The domestication of wild horses has had a huge impact on human history, offering important advantages in terms of mobility, nutrition, and warfare, among other things. But there are still many unknowns with regards to when and where humans’ affinity for horses first began. These questions may have finally been answered by a new genetic study that traced the earliest domestication of horses to the Pontic-Caspian steppes, northern Caucasus, around 4,200 years ago.

Ludovic Orlando, a molecular archaeologist from France’s CNRS research agency in Toulouse, was among the first researchers to study the horse genome. His lab houses the world’s largest collection of wild and tamed horse DNA, some as old as 50,000 years old. This massive trove of genetic data helped him and his colleagues have a much clearer understanding of how humans shaped equine evolution. But it was only recently that Orlando and a team of more than 160 international scientists have been able to pinpoint the origin of domestic horses as we know them today.

Initially, the researchers turned their attention to Kazakhstan, where excavations of ancient Botai settlements had suggested these herders were among the first to domesticate horses. Yet although these 5,500-year-old horses from Botai showed signs of domestication, their DNA proved without a doubt that they were not the ancestors of modern domestic horses. So, the researchers moved to other possible origin spots like Anatolia, Siberia, and even the Iberian Peninsula, which each ultimately proved to be dead ends.

“We knew that the time period between 4,000 to 6,000 years ago was critical but no smoking guns could ever be found,” said Orlando in a statement.

In response, Orlando and colleagues went back to the drawing board and opted for a new strategy. They widened their net to compare the genomes of 273 horses that lived between 52,000 and 2,200 years ago.

This strategy eventually paid off, showing that horses in Eurasia suffered a dramatic change between 4,200 and 4,000 years ago. A single genetic profile, which was previously confined to the Pontic steppes of the North Caucasus, spread very fast beyond its native region, eventually replacing all the wild horse populations from the Atlantic to Mongolia in the span of only a few centuries.

“That was a chance: the horses living in Anatolia, Europe, Central Asia, and Siberia used to be genetically quite distinct,” notes Dr. Pablo Librado, first author of the study published today in the journal Nature.

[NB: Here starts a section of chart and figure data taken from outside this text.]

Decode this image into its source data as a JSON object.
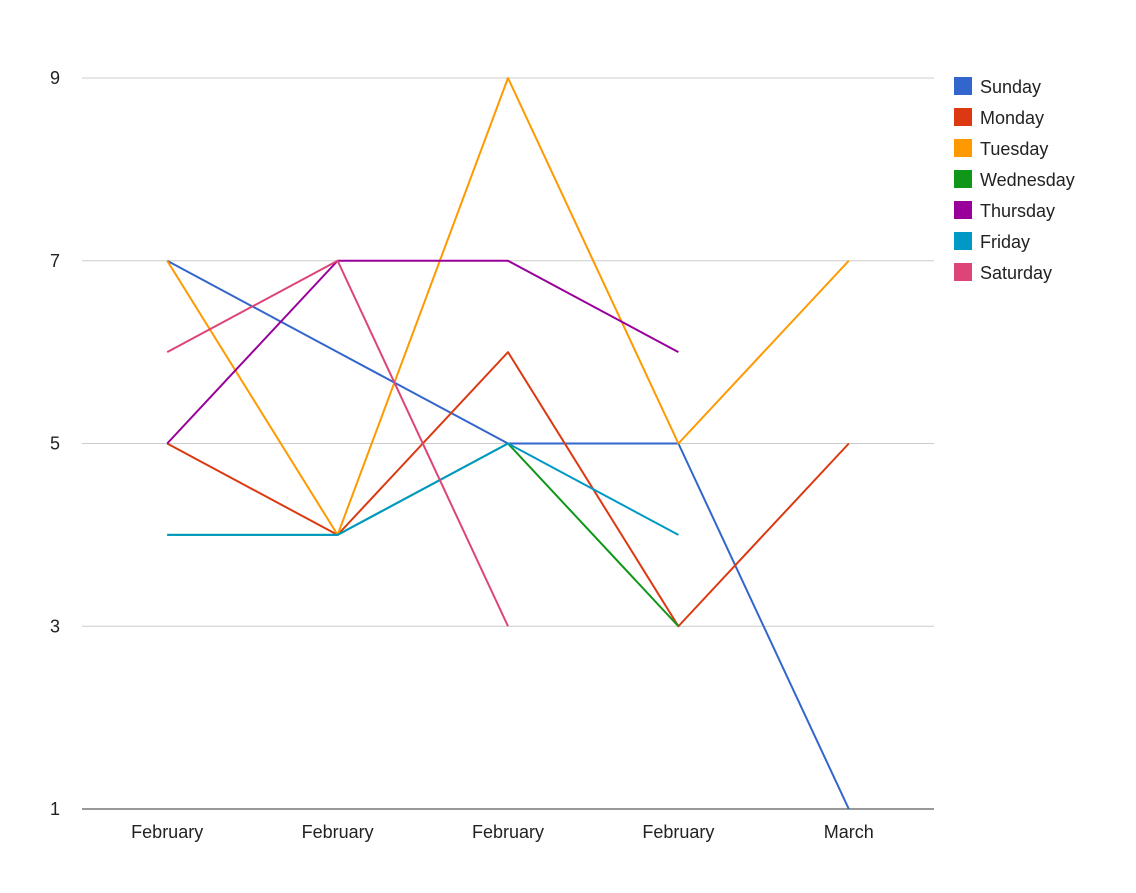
{
  "chart_data": {
    "type": "line",
    "title": "",
    "xlabel": "",
    "ylabel": "",
    "categories": [
      "February",
      "February",
      "February",
      "February",
      "March"
    ],
    "ylim": [
      1,
      9
    ],
    "yticks": [
      1,
      3,
      5,
      7,
      9
    ],
    "grid": true,
    "legend_position": "right",
    "series": [
      {
        "name": "Sunday",
        "color": "#3366cc",
        "values": [
          7,
          6,
          5,
          5,
          1
        ]
      },
      {
        "name": "Monday",
        "color": "#dc3912",
        "values": [
          5,
          4,
          6,
          3,
          5
        ]
      },
      {
        "name": "Tuesday",
        "color": "#ff9900",
        "values": [
          7,
          4,
          9,
          5,
          7
        ]
      },
      {
        "name": "Wednesday",
        "color": "#109618",
        "values": [
          4,
          4,
          5,
          3,
          null
        ]
      },
      {
        "name": "Thursday",
        "color": "#990099",
        "values": [
          5,
          7,
          7,
          6,
          null
        ]
      },
      {
        "name": "Friday",
        "color": "#0099c6",
        "values": [
          4,
          4,
          5,
          4,
          null
        ]
      },
      {
        "name": "Saturday",
        "color": "#dd4477",
        "values": [
          6,
          7,
          3,
          null,
          null
        ]
      }
    ]
  }
}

“The genetic data also point to an explosive demography at the time, with no equivalent in the last 100,000 years,” Orlando added. “This is when we took control over the reproduction of the animal and produced them in astronomic numbers.”

This particular early population of domesticated horses introduced two key genomic regions (GSDMC and ZFPM1.) with desirable adaptations that made them appealing to humans. One is linked to more docile behavior, while the other helps horses develop a stronger backbone. In time, these advantageous characteristics were further selected and helped domestic horses spread from the Western Eurasian steppe.

These genetic characteristics surfaced at the same time as archaeological evidence suggests spoke-wheeled chariots and Indo-Iranian languages started to spread throughout Asia. The combination of technology and culture helped the new horse breed to replace all other previous populations across Eurasia, showing how history and science can converge to reveal

These early domestic horse ancestors suffered further important domestications. For instance, after the Arabs expanded into Europe in the 7th-century, Arabian stallions outcompeted males from other breeds, which transferred their Y chromosomes to all modern horses alive today. Today’s horses are much faster and stronger than their counterparts from 1,000 years ago, let alone those that lived 4,000 years ago. At the same time, their genetic diversity is much smaller than it ever has been, allowing more potentially deleterious mutations to accumulate and lead to a higher risk of genetic disease.